Debbie seems concerned about “inequality”. According to her, the El Marino’s adjunct program is not experiencing a problem, (that’s good … right?) therefore it and similar programs should be unionized, because that will resolve the “inequality” with the other schools that may experience problems raising donations for their programs. Wow, this logical back flip is hard to follow, but let’s try. Unionization will indisputably reduce adjunct hours, predictably reduce parent donations and maybe kill the program. So it seems unionization brings “equality” by crippling El Marino’s program and probably preventing any other schools from developing programs of their own. Another victory for equality Debbie!
Bryan Tjomsland
There are many parents out there who work in the private sector, with no guaranteed job or guaranteed pension. Then they come home after work and on weekends and dedicate copious amounts of time, energy and money to provide additional classroom support so their children can get the best education possible. Now the union wants to “money grab” these funds. This is an outrage. I am growing tired of having to prop up a system that does not serve the children in the classroom. Culver City is small enough that the parents can take back full control of our school system. It belongs to the parents and the children, not the School Board, not the teachers, or the teachers union. I say we come together as parents and abolish the current system, eradicate the unions (see KIPP schools http://www.kipp.org/) and have full control over the future of education in Culver City. It’s time for parents to make a stand.
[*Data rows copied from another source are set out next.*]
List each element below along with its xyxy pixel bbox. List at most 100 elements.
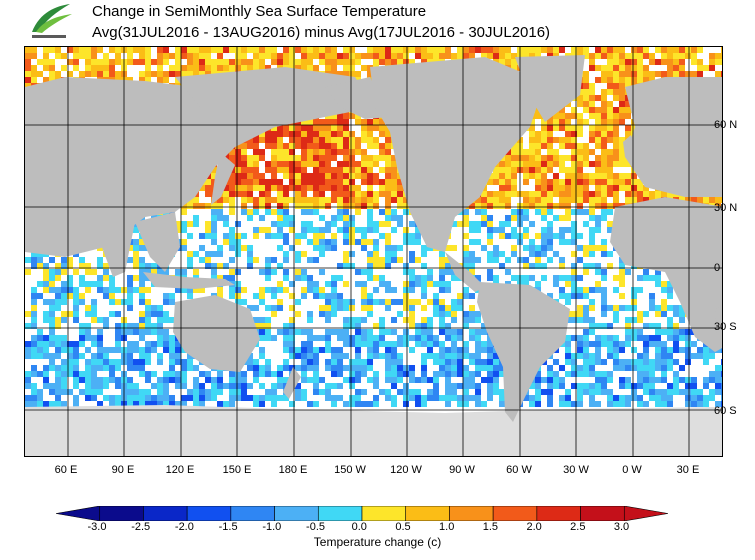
anomaly-cell xyxy=(181,245,187,251)
anomaly-cell xyxy=(313,125,319,131)
anomaly-cell xyxy=(295,311,301,317)
anomaly-cell xyxy=(331,371,337,377)
anomaly-cell xyxy=(667,191,673,197)
anomaly-cell xyxy=(49,275,55,281)
anomaly-cell xyxy=(43,47,49,53)
anomaly-cell xyxy=(229,401,235,407)
anomaly-cell xyxy=(475,335,481,341)
anomaly-cell xyxy=(199,47,205,53)
anomaly-cell xyxy=(349,47,355,53)
anomaly-cell xyxy=(85,305,91,311)
anomaly-cell xyxy=(367,65,373,71)
anomaly-cell xyxy=(133,359,139,365)
anomaly-cell xyxy=(583,221,589,227)
anomaly-cell xyxy=(403,203,409,209)
anomaly-cell xyxy=(313,365,319,371)
anomaly-cell xyxy=(325,65,331,71)
anomaly-cell xyxy=(289,347,295,353)
anomaly-cell xyxy=(223,215,229,221)
anomaly-cell xyxy=(109,275,115,281)
anomaly-cell xyxy=(241,179,247,185)
anomaly-cell xyxy=(511,173,517,179)
anomaly-cell xyxy=(205,59,211,65)
anomaly-cell xyxy=(541,131,547,137)
anomaly-cell xyxy=(667,359,673,365)
anomaly-cell xyxy=(463,251,469,257)
anomaly-cell xyxy=(265,287,271,293)
anomaly-cell xyxy=(661,311,667,317)
anomaly-cell xyxy=(349,323,355,329)
anomaly-cell xyxy=(247,395,253,401)
anomaly-cell xyxy=(289,245,295,251)
anomaly-cell xyxy=(379,167,385,173)
anomaly-cell xyxy=(511,233,517,239)
anomaly-cell xyxy=(307,137,313,143)
anomaly-cell xyxy=(595,107,601,113)
anomaly-cell xyxy=(529,383,535,389)
anomaly-cell xyxy=(85,281,91,287)
anomaly-cell xyxy=(85,347,91,353)
anomaly-cell xyxy=(445,281,451,287)
anomaly-cell xyxy=(61,263,67,269)
anomaly-cell xyxy=(595,167,601,173)
anomaly-cell xyxy=(73,377,79,383)
anomaly-cell xyxy=(391,317,397,323)
anomaly-cell xyxy=(553,113,559,119)
anomaly-cell xyxy=(385,149,391,155)
anomaly-cell xyxy=(25,59,31,65)
anomaly-cell xyxy=(367,275,373,281)
anomaly-cell xyxy=(373,245,379,251)
anomaly-cell xyxy=(163,299,169,305)
anomaly-cell xyxy=(493,257,499,263)
anomaly-cell xyxy=(73,59,79,65)
anomaly-cell xyxy=(133,323,139,329)
anomaly-cell xyxy=(37,353,43,359)
anomaly-cell xyxy=(283,377,289,383)
anomaly-cell xyxy=(301,149,307,155)
anomaly-cell xyxy=(301,221,307,227)
anomaly-cell xyxy=(601,53,607,59)
anomaly-cell xyxy=(277,131,283,137)
anomaly-cell xyxy=(661,53,667,59)
anomaly-cell xyxy=(163,317,169,323)
anomaly-cell xyxy=(349,113,355,119)
anomaly-cell xyxy=(301,251,307,257)
anomaly-cell xyxy=(295,161,301,167)
anomaly-cell xyxy=(271,185,277,191)
anomaly-cell xyxy=(319,203,325,209)
anomaly-cell xyxy=(619,365,625,371)
anomaly-cell xyxy=(67,371,73,377)
anomaly-cell xyxy=(235,287,241,293)
anomaly-cell xyxy=(511,59,517,65)
anomaly-cell xyxy=(217,65,223,71)
anomaly-cell xyxy=(367,53,373,59)
anomaly-cell xyxy=(205,389,211,395)
anomaly-cell xyxy=(247,215,253,221)
anomaly-cell xyxy=(421,245,427,251)
anomaly-cell xyxy=(355,371,361,377)
anomaly-cell xyxy=(601,323,607,329)
anomaly-cell xyxy=(661,401,667,407)
anomaly-cell xyxy=(283,149,289,155)
anomaly-cell xyxy=(361,179,367,185)
anomaly-cell xyxy=(283,161,289,167)
anomaly-cell xyxy=(259,401,265,407)
anomaly-cell xyxy=(625,185,631,191)
anomaly-cell xyxy=(661,305,667,311)
anomaly-cell xyxy=(691,341,697,347)
anomaly-cell xyxy=(613,131,619,137)
anomaly-cell xyxy=(547,125,553,131)
anomaly-cell xyxy=(25,341,31,347)
anomaly-cell xyxy=(445,257,451,263)
anomaly-cell xyxy=(571,227,577,233)
anomaly-cell xyxy=(31,371,37,377)
anomaly-cell xyxy=(589,107,595,113)
anomaly-cell xyxy=(385,257,391,263)
anomaly-cell xyxy=(421,251,427,257)
anomaly-cell xyxy=(91,71,97,77)
anomaly-cell xyxy=(523,263,529,269)
anomaly-cell xyxy=(373,371,379,377)
anomaly-cell xyxy=(439,263,445,269)
anomaly-cell xyxy=(145,305,151,311)
anomaly-cell xyxy=(253,371,259,377)
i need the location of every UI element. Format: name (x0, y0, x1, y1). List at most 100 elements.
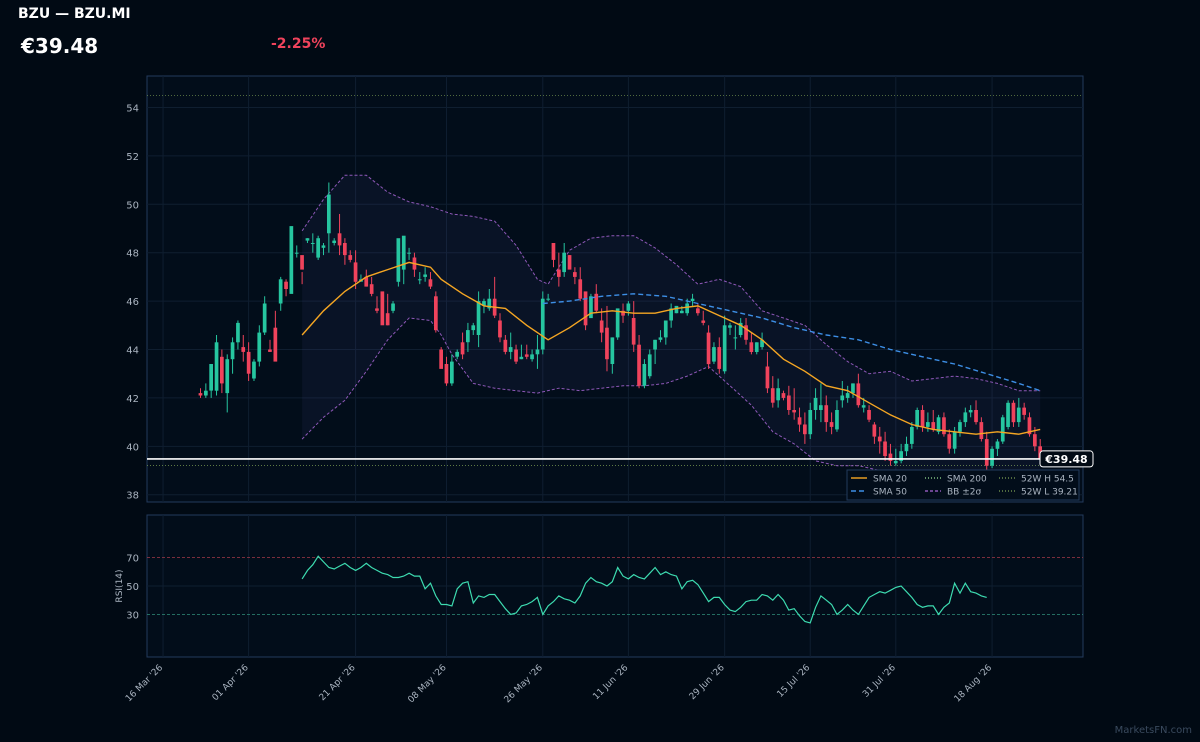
candle-body (605, 327, 609, 360)
candle-body (947, 434, 952, 449)
candle-body (621, 310, 625, 316)
candle-body (236, 322, 240, 343)
candle-body (514, 349, 518, 362)
last-price-badge (1039, 450, 1094, 468)
candle-body (401, 235, 406, 270)
candle-body (198, 393, 203, 396)
candle-body (744, 325, 748, 340)
price-tick-label: 44 (126, 346, 139, 357)
candle-body (840, 395, 845, 401)
candle-body (963, 412, 968, 423)
candle-body (653, 339, 657, 350)
candle-body (407, 252, 411, 254)
candle-body (450, 361, 454, 384)
candle-body (546, 298, 550, 300)
candle-body (776, 388, 780, 401)
rsi-tick-label: 30 (126, 610, 139, 621)
candle-body (460, 342, 465, 355)
candle-body (562, 252, 566, 273)
candle-body (423, 274, 427, 277)
candle-body (760, 339, 764, 348)
candle-body (883, 441, 887, 456)
candle-body (573, 272, 577, 277)
candle-body (417, 279, 422, 281)
candle-body (856, 383, 861, 406)
date-tick-label: 29 Jun '26 (688, 663, 727, 702)
legend-entry: SMA 50 (873, 488, 907, 498)
candle-body (1006, 402, 1010, 427)
candle-body (594, 293, 599, 311)
candle-body (246, 351, 251, 374)
candle-body (508, 347, 513, 352)
candle-body (551, 243, 556, 260)
candle-body (332, 240, 336, 243)
candle-body (268, 349, 272, 352)
date-tick-label: 16 Mar '26 (124, 663, 165, 704)
price-tick-label: 40 (126, 442, 139, 453)
candle-body (439, 349, 443, 369)
candle-body (867, 410, 871, 420)
candle-body (829, 422, 834, 427)
candle-body (974, 410, 978, 423)
candle-body (321, 245, 326, 248)
candle-body (888, 453, 893, 461)
bollinger-band-fill (302, 175, 1041, 488)
price-tick-label: 42 (126, 394, 139, 405)
rsi-line (301, 555, 987, 624)
candle-body (273, 327, 278, 362)
candle-body (990, 448, 994, 466)
price-tick-label: 52 (126, 152, 139, 163)
legend-box (846, 469, 1080, 501)
candle-body (530, 354, 534, 360)
date-tick-label: 11 Jun '26 (591, 663, 630, 702)
bollinger-upper-line (301, 174, 1041, 392)
candle-body (936, 417, 941, 432)
candle-body (380, 291, 385, 326)
candle-body (968, 410, 973, 413)
candle-body (669, 308, 673, 321)
candle-body (942, 417, 946, 435)
candle-body (519, 356, 524, 360)
candle-body (706, 332, 711, 365)
candle-body (284, 281, 288, 289)
candle-body (1033, 434, 1037, 447)
candle-body (305, 238, 310, 241)
candle-body (1000, 417, 1005, 442)
candle-body (920, 410, 925, 427)
candle-body (647, 354, 652, 377)
candle-body (1016, 407, 1021, 423)
candle-body (375, 308, 379, 311)
candle-body (642, 364, 647, 386)
candle-body (535, 349, 540, 355)
candle-body (637, 344, 641, 386)
rsi-tick-label: 50 (126, 582, 139, 593)
candle-body (343, 243, 347, 256)
candle-body (348, 255, 353, 260)
price-panel-frame (146, 75, 1084, 503)
candle-body (476, 301, 481, 335)
candle-body (803, 424, 807, 435)
candle-body (685, 303, 689, 314)
candle-body (487, 298, 492, 309)
candle-body (712, 347, 716, 362)
candle-body (385, 313, 390, 326)
price-tick-label: 48 (126, 249, 139, 260)
candle-body (754, 342, 759, 352)
candle-body (337, 233, 342, 246)
candle-body (765, 366, 770, 389)
candle-body (455, 351, 459, 357)
candle-body (204, 390, 208, 396)
candle-body (819, 405, 823, 410)
candle-body (327, 194, 331, 234)
candle-body (690, 298, 695, 302)
candle-body (877, 436, 882, 442)
candle-body (733, 337, 738, 339)
candle-body (663, 320, 668, 338)
sma20-line (301, 261, 1041, 435)
candle-body (995, 441, 1000, 449)
candle-body (557, 269, 561, 277)
legend-entry: SMA 20 (873, 475, 907, 485)
candle-body (230, 342, 235, 360)
candle-body (1022, 407, 1026, 415)
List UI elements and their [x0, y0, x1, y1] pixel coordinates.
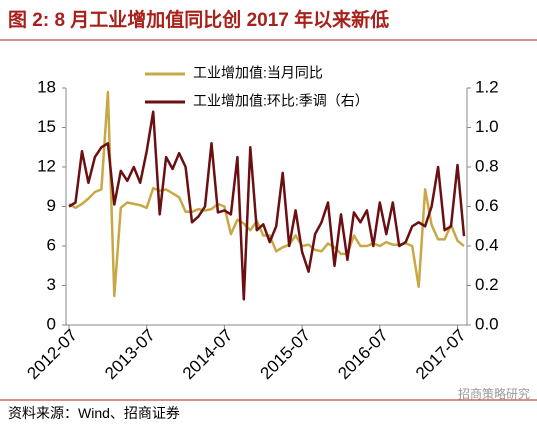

I find more and more that these unions only serve our children if their needs are served first. I am all for CCUSD employees being compensated at best possible salary and benefit structure possible. As long as it is after two things occur:
1) All of our children’s needs are met first.
and…
2) It is earned through performance evaluation and not tenure.
There seems to be a battle of jargon over whether these adjuncts and/or classroom aides are performing the duties of ACE employees or not. I do not care, and neither should ACE or anyone else.
These adjuncts and aides are helping our children receive a better education. That’s it. Period. End of story. They are parent-funded positions which are fulfilling a need that is not affordable under the current economic conditions. For the most part, they are jobs at around $9/hour for around 15 hours a week. And there are more people applying for them than there are positions available.
There is no question about earning a living wage here. There is a market for these jobs at these wages. This topic is nothing more than a power grab by the union leadership and nothing else. Our children’s education will be irreparably damaged if the unions’ desires are met.
All criticisms pointed at the unions and their leadership surrounding this topic are completely warranted and valid. And I would go so far as to say any sympathy or support they hope to maintain or receive from parents in their fight for labor equity will be completely destroyed if they continue on the path that they are on.